Elementary and secondary literacy leaders described implementation of science‑of‑reading practices, DIBELS and STAR benchmarking, rollout of Achieve3000 at secondary levels, family reporting of benchmark scores and a planned ELA curriculum review for 2026.

Scituate — Elementary and secondary literacy leaders briefed the committee on efforts to align instruction with the science of reading, provide family benchmark reporting, and expand targeted literacy supports.

Megan (preK–5 humanities coordinator) told the committee the district has been implementing evidence‑based early literacy practices, invested in approved instructional materials and trained staff and parents on dyslexia‑informed strategies. She said kindergarten and first‑grade teachers received targeted science‑of‑reading professional development during a November PD day and the district plans to extend training to second and third grades.

Department chair Laura Messner described secondary efforts to promote a “culture of reading,” including sending teachers to the National Council of Teachers of English conference and revitalizing a summer reading program with multi‑level title lists. Secondary librarians reported strong circulation and active outreach to put books in students’ hands.

Assessment and intervention changes - Early literacy: The district uses DIBELS for foundational early literacy screening and STAR Reading for broader reading performance.
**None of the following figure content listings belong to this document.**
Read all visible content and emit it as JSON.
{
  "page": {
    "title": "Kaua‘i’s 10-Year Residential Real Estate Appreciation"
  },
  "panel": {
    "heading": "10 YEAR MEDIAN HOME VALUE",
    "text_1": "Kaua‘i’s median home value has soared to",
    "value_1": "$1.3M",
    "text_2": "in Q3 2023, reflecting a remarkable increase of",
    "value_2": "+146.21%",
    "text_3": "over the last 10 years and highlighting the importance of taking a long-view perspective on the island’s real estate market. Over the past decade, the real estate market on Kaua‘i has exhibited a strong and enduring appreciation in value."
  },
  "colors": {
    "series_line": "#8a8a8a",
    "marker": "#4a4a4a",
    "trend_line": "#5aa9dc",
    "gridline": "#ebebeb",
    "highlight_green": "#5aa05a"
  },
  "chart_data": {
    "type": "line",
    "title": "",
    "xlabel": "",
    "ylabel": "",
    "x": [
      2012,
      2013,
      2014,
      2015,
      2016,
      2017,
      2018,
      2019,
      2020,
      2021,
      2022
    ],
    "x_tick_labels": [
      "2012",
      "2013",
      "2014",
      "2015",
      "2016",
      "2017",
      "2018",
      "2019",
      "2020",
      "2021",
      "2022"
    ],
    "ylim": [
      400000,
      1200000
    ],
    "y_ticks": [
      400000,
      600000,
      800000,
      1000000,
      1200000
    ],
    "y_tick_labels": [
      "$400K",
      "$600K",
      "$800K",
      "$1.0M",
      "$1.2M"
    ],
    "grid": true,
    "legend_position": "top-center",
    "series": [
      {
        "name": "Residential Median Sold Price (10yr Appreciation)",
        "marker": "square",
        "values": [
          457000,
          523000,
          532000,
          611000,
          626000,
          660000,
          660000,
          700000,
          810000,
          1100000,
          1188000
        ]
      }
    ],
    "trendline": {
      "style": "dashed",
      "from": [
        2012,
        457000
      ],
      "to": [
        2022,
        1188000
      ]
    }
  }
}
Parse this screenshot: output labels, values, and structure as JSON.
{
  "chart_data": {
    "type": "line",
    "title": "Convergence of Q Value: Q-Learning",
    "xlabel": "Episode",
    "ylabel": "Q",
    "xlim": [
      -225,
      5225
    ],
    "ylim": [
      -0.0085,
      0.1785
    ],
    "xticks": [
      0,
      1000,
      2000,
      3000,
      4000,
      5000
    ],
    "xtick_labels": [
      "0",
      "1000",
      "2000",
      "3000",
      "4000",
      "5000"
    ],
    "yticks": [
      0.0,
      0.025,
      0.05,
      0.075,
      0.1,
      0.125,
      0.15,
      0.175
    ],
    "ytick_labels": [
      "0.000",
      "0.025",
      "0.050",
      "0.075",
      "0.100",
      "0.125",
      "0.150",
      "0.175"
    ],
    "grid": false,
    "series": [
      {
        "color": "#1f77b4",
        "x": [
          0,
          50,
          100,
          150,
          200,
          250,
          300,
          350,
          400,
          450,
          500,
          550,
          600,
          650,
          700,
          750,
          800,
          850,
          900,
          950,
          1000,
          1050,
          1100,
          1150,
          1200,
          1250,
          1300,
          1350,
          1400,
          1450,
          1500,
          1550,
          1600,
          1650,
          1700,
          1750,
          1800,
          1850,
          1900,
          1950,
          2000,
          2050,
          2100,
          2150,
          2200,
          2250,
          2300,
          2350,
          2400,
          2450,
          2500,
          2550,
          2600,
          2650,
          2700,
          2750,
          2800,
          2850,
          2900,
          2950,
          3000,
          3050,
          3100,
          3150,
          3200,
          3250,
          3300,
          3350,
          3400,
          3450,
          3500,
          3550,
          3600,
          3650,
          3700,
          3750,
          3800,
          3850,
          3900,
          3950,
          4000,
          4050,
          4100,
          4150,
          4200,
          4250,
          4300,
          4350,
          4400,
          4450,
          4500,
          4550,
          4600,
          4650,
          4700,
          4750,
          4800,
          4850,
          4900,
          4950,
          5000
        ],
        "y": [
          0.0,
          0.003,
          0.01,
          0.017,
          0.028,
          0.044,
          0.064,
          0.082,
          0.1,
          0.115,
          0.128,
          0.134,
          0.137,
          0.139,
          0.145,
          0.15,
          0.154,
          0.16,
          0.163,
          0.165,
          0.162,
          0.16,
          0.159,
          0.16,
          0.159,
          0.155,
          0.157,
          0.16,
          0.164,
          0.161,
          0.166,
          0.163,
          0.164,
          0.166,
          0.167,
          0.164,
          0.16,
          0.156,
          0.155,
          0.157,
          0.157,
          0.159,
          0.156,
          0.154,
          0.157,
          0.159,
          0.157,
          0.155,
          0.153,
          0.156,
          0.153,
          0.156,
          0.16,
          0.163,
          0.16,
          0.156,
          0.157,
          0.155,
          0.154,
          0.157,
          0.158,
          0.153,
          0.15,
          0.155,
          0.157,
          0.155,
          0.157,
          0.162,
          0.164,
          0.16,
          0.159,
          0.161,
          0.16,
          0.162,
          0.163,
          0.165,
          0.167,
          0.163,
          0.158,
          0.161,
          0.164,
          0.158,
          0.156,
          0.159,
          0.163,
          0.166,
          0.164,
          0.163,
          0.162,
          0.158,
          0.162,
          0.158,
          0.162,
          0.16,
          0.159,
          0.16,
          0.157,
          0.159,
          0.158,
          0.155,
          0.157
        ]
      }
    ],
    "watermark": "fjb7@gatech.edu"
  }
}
Staff said the 3rd‑grade cohort is the first to experience the full K–2 foundations rollout and that early DIBELS results show strong foundational skill growth. - Cut‑score change: The district shifted STAR’s benchmark cut score this year from a historical 50th percentile threshold to a state‑aligned performance benchmark. Staff said the change identifies an additional 10–15% of students as at‑risk (an early‑warning approach) so the district can target interventions before year‑end assessments. - Secondary benchmarking: Achieve3000 (an online Lexile/comprehension tool) is in use as an early pilot in middle and high school. Leaders said they will review whether Achieve3000 or another common measure best supports a district‑wide longitudinal view of reading growth.

Supports and next steps: The district described expanded literacy lab and tiered intervention blocks at the middle school and an intent to offer more writing professional development in 2025–26. Staff said they will begin sending family benchmark letters with scores and explanations attached during the next benchmark round.

Ending: Committee members asked for cohort and longitudinal data where possible and urged continued focus on writing instruction and practical family communications about benchmarks.